Antioxidant, hepatoprotective, genoprotective, and cytoprotective effects of quercetin in a murine model of arthritis

Rheumatoid arthritis is a highly debilitating inflammatory autoimmune disease which is characterized by joint destruction. The present study sought to investigate the effect of quercetin in rats with complete Freund's adjuvant‐induced arthritis. Animals were divided into control/saline, control/quercetin (5 mg/kg, 25 mg/kg, and 50 mg/kg) arthritis/saline, and arthritis/quercetin (5 mg/kg, 25 mg/kg, and 50 mg/kg); the treatments were administered for 45 days. Biochemical, oxidative stress, genotoxicity, and cytotoxicity parameters were evaluated. All doses of quercetin reduced the levels of aspartate aminotransferase, thiobarbituric acid‐reactive substances, and reactive oxygen species; however, only treatment with 25 or 50 mg/kg increased catalase activity. Total thiol and reduced glutathione levels were not significantly affected by the induction nor by the treatments.

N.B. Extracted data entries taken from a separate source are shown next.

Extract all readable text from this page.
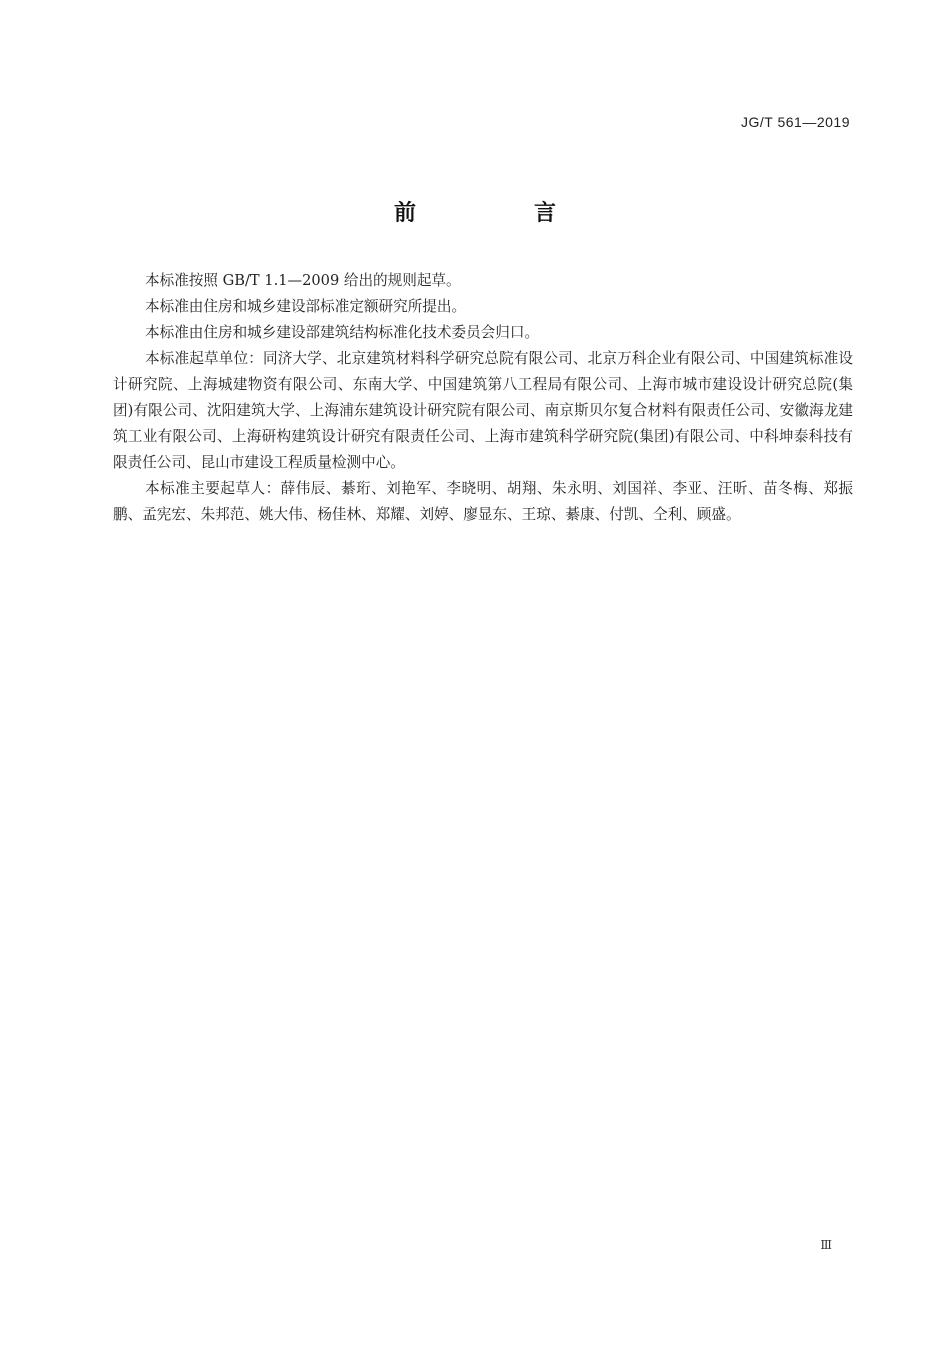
JG/T 561—2019
前　言

本标准按照 GB/T 1.1—2009 给出的规则起草。

本标准由住房和城乡建设部标准定额研究所提出。

本标准由住房和城乡建设部建筑结构标准化技术委员会归口。

本标准起草单位：同济大学、北京建筑材料科学研究总院有限公司、北京万科企业有限公司、中国建筑标准设计研究院、上海城建物资有限公司、东南大学、中国建筑第八工程局有限公司、上海市城市建设设计研究总院(集团)有限公司、沈阳建筑大学、上海浦东建筑设计研究院有限公司、南京斯贝尔复合材料有限责任公司、安徽海龙建筑工业有限公司、上海研构建筑设计研究有限责任公司、上海市建筑科学研究院(集团)有限公司、中科坤泰科技有限责任公司、昆山市建设工程质量检测中心。

本标准主要起草人：薛伟辰、綦珩、刘艳军、李晓明、胡翔、朱永明、刘国祥、李亚、汪昕、苗冬梅、郑振鹏、孟宪宏、朱邦范、姚大伟、杨佳林、郑耀、刘婷、廖显东、王琼、綦康、付凯、仝利、顾盛。

Ⅲ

Genotoxicity assessed by DNA damage, and cytotoxicity through picogreen assay, decreased after treatments with quercetin. Our results present evidence of the antioxidant, cytoprotective, genoprotective and hepatoprotective, and effects of quercetin, demonstrating its potential as a candidate for coadjuvant therapy. The effect of quercetin on biochemical, stress oxidative, genotoxicity, and citotoxicity were evaluated in serum, plasma, and lymphocytes of rats with arthritis induced. Increase in aspartate aminotransferase, reactive oxygen species, thiobarbituric acid‐reactive substances, genotoxicity and citotoxicity, and decreased catalase levels in the arthritic group. Quercetin demonstrated an anti‐inflammatory effect and this flavonoid might be a promising natural compound to be used an adjuvant in the treatment of arthritis.